Trotzdem - Allen anderen geht’s schlecht: Aus Angst vor einer plötzlichen, weltweiten Rezession sind Aktienkurse in Neu Delhi, Hongkong, Tokio, Sydney, und natürlich auch in den Vereinigten Staaten und in Europa eingebrochen. Im schlimmsten Fall - sollte die Krise anhalten - hat die bloße Angst vor einer Rezession eine echte Rezession bewirkt.

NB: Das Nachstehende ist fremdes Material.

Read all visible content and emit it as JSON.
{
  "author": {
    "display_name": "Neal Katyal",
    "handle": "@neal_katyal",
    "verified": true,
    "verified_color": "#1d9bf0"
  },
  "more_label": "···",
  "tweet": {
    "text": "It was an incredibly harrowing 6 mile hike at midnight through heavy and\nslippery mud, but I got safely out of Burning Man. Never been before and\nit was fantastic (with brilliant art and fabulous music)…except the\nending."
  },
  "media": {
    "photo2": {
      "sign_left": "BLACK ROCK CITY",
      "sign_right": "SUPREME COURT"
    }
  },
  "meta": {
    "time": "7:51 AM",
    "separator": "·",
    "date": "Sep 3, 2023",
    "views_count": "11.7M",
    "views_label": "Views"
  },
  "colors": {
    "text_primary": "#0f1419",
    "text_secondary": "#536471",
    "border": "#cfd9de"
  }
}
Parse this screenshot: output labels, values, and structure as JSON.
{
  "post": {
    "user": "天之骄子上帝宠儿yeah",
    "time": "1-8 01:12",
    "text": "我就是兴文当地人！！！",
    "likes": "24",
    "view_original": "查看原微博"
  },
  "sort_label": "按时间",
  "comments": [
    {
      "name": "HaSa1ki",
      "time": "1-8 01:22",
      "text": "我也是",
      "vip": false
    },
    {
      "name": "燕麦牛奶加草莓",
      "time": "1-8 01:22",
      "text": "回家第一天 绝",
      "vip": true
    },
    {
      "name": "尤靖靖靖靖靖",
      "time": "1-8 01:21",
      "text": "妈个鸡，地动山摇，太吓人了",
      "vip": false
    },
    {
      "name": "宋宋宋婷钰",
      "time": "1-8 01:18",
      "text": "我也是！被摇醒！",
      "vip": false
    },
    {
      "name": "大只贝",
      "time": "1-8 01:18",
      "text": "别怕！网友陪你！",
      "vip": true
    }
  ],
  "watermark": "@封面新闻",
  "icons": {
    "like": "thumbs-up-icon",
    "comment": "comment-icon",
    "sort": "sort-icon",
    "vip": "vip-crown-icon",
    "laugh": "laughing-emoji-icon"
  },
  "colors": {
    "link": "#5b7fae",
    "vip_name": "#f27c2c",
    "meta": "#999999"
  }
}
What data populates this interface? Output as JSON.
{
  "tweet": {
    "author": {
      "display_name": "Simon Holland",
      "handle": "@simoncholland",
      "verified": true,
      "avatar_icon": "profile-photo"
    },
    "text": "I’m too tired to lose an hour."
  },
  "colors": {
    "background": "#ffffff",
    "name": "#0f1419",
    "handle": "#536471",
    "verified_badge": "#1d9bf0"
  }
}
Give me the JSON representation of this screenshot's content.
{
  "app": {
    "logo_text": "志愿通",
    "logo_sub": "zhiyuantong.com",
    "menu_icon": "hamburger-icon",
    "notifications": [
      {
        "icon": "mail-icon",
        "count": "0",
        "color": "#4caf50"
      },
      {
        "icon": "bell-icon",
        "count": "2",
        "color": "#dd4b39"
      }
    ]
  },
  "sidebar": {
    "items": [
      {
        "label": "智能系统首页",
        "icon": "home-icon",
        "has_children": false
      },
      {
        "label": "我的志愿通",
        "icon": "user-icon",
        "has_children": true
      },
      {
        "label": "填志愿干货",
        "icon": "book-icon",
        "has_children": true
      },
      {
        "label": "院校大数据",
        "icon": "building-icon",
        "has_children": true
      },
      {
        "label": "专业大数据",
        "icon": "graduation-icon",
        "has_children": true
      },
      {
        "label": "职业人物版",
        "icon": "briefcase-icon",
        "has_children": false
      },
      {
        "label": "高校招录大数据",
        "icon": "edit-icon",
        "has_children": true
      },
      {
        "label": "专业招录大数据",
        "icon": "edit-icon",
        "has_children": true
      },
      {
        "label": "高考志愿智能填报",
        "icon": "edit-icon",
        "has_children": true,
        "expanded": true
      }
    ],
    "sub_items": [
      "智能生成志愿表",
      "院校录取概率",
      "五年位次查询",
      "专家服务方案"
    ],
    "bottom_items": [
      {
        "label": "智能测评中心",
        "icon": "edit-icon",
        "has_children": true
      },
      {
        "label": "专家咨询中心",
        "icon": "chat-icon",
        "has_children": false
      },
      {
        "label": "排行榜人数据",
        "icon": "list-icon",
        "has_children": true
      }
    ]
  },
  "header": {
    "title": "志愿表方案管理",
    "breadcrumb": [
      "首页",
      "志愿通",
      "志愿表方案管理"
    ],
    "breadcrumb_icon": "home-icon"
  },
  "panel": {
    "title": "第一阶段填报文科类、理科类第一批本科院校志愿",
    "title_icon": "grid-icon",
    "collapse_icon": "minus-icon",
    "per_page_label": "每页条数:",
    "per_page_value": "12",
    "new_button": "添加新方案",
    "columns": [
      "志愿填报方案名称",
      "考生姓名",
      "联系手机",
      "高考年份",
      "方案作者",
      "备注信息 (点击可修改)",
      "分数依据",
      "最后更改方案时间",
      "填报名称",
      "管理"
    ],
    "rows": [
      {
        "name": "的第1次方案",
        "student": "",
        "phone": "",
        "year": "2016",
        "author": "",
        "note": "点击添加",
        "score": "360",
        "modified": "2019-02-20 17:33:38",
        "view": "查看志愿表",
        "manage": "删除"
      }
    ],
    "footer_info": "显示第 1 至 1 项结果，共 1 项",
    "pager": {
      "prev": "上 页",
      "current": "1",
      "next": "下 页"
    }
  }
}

Experten jedenfalls sehen schwarz. Koji Takeuchi, Chef-Analyst des Mizuhu-Forschungsinstituts in Tokio, sagte dem “Spiegel”: “Solange wir nicht einige positive ‘Schockeffekte’ wie etwa drastische Maßnahmen der US-Regierung bekommen, gibt es keine Hoffnung auf eine Kurserholung.”

Nun lebt das Börsengeschehen ja von Spekulation. Drastische Warnungen wie die des Herrn Takeuchi erzielen nicht zuletzt einen psychologischen Effekt; dienen also dazu, das Schlimmste zu verhindern. Bis auf Weiteres, heißt es an anderer Stelle, sei vor allem Ruhe zu bewahren - denn ob das, was wir im Augenblick erleben, der Beginn einer langanhaltenden Krise ist, oder nur ein kurzzeitiger Schock, erweist sich - wie immer - erst im Nachhinein.